Wednesday, 28 October 2015
The Cross-Cultural Process in Christian History: Studies in the Transmission and Reception of Faith,
Andrew F. Walls, T&T Clark, 2002, page 73
I'm grateful to one of my interviewees for bringing the Andrew Wall's "Ephesian Moment" to my attention. They assumed that I would, of course, be familiar with this piece of writing; I knew that I was not, but having looked it up and obtained the necessary copy, we can consider what Professor Walls - a well-known Scottish missiologist - might have meant.
In a chapter titled "The Ephesian Moment" and the subtitle "At a Crossroads in Christian History", Walls is looking back at the early church and the way they handled (or mishandled) the potential merger of the Jewish and Hellenistic cultures to make the church. He then looks forward, suggesting that the church is once again at an "Ephesian Moment" and asks how the church will handle it this time.

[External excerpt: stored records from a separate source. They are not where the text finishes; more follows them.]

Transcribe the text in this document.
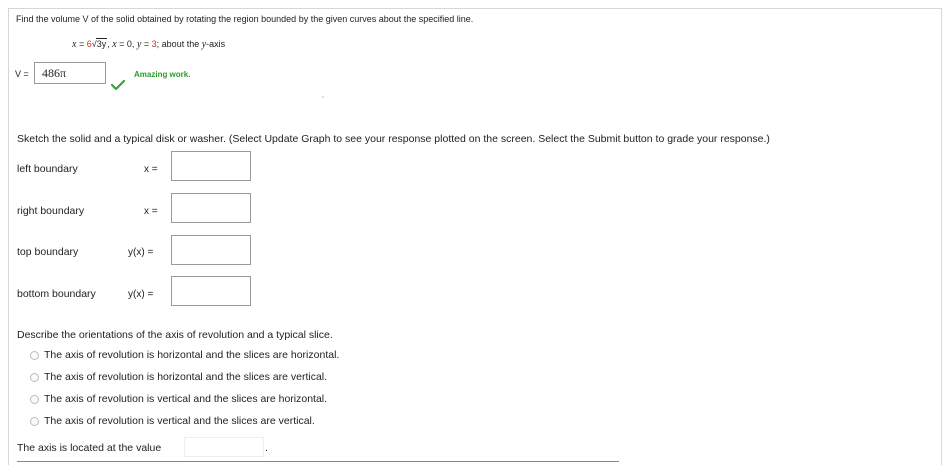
Find the volume V of the solid obtained by rotating the region bounded by the given curves about the specified line.
x = 6√3y, x = 0, y = 3; about the y-axis
V =	486π	Amazing work.
Sketch the solid and a typical disk or washer. (Select Update Graph to see your response plotted on the screen. Select the Submit button to grade your response.)
left boundary	x =
right boundary	x =
top boundary	y(x) =
bottom boundary	y(x) =
Describe the orientations of the axis of revolution and a typical slice.
The axis of revolution is horizontal and the slices are horizontal.
The axis of revolution is horizontal and the slices are vertical.
The axis of revolution is vertical and the slices are horizontal.
The axis of revolution is vertical and the slices are vertical.
The axis is located at the value	.
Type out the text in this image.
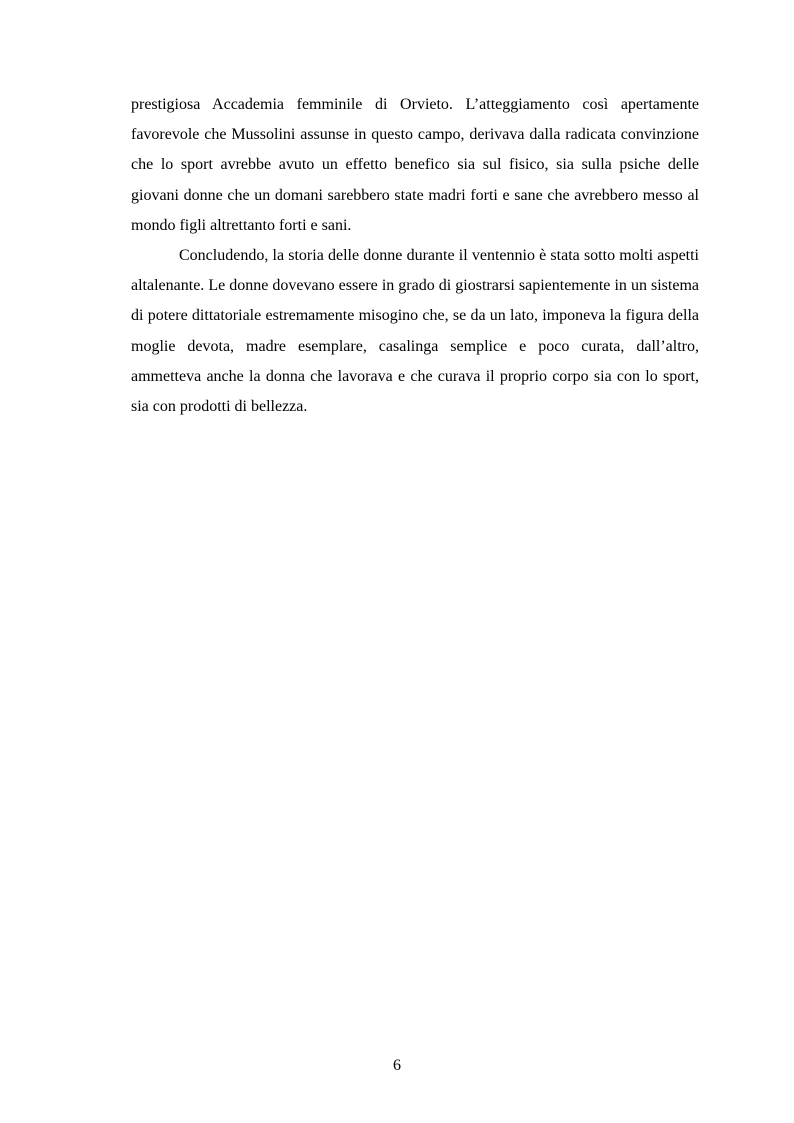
prestigiosa Accademia femminile di Orvieto. L’atteggiamento così apertamente favorevole che Mussolini assunse in questo campo, derivava dalla radicata convinzione che lo sport avrebbe avuto un effetto benefico sia sul fisico, sia sulla psiche delle giovani donne che un domani sarebbero state madri forti e sane che avrebbero messo al mondo figli altrettanto forti e sani.

Concludendo, la storia delle donne durante il ventennio è stata sotto molti aspetti altalenante. Le donne dovevano essere in grado di giostrarsi sapientemente in un sistema di potere dittatoriale estremamente misogino che, se da un lato, imponeva la figura della moglie devota, madre esemplare, casalinga semplice e poco curata, dall’altro, ammetteva anche la donna che lavorava e che curava il proprio corpo sia con lo sport, sia con prodotti di bellezza.

6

He starts in the book of Hebrews:
What a record all of these have won by their faith! Yet they did not receive what G-d had promised, because G-d had decided on an even better plan for us. His purpose was that only in company with us would they be made perfect. (Hebrews 11:39-40)
and then comments:
The significance of Abraham's faith, and the promised reward of that faith, were not clear in Abraham's lifetime. They were not even made clea inthe incarnation, when G-d "spoke" by a Son. They were delayed until they could be shared with "us". By "us" the writer means, of course, that miscellaneous group of early believers in Christ, Jewish and Gentile, to whom he was writing. They were tied into Abraham's story, and Abraham into theirs. Abraham was waiting for them. The point about the long catalogue of the saints of Israel that makes up Hebrews 11 is that it tells a story that had not finished.The greatest of the heroes of faith would not be "made perfect" until certain events had taken place long after their death. The history of salvation is not completed in any of its exemplary figures, even the greatest of them. The story of Abraham and Moses is incomplete in itself; even such great figures cannot be made complete, "made perfect", without those who follow them.

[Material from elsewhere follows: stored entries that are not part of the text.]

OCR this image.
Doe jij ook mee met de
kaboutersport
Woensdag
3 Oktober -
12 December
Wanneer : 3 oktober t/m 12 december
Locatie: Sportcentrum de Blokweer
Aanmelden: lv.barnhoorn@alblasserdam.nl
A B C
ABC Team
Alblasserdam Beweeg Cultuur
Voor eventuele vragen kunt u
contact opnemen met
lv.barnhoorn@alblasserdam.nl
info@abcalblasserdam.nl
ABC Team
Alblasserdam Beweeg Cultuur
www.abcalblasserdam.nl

Extrapolating, Walls suggests that we too, in our day and others yet to come, are part of the "us" and that Abraham is still waiting for us.
We can see, readily enough, the incompleteness of those who went before, yet we are not the final stage of Christian formation. Others will look at us and see, perhaps with wonder, our incompleteness. The work of salvation is a historical process that stretches out to the end of the age.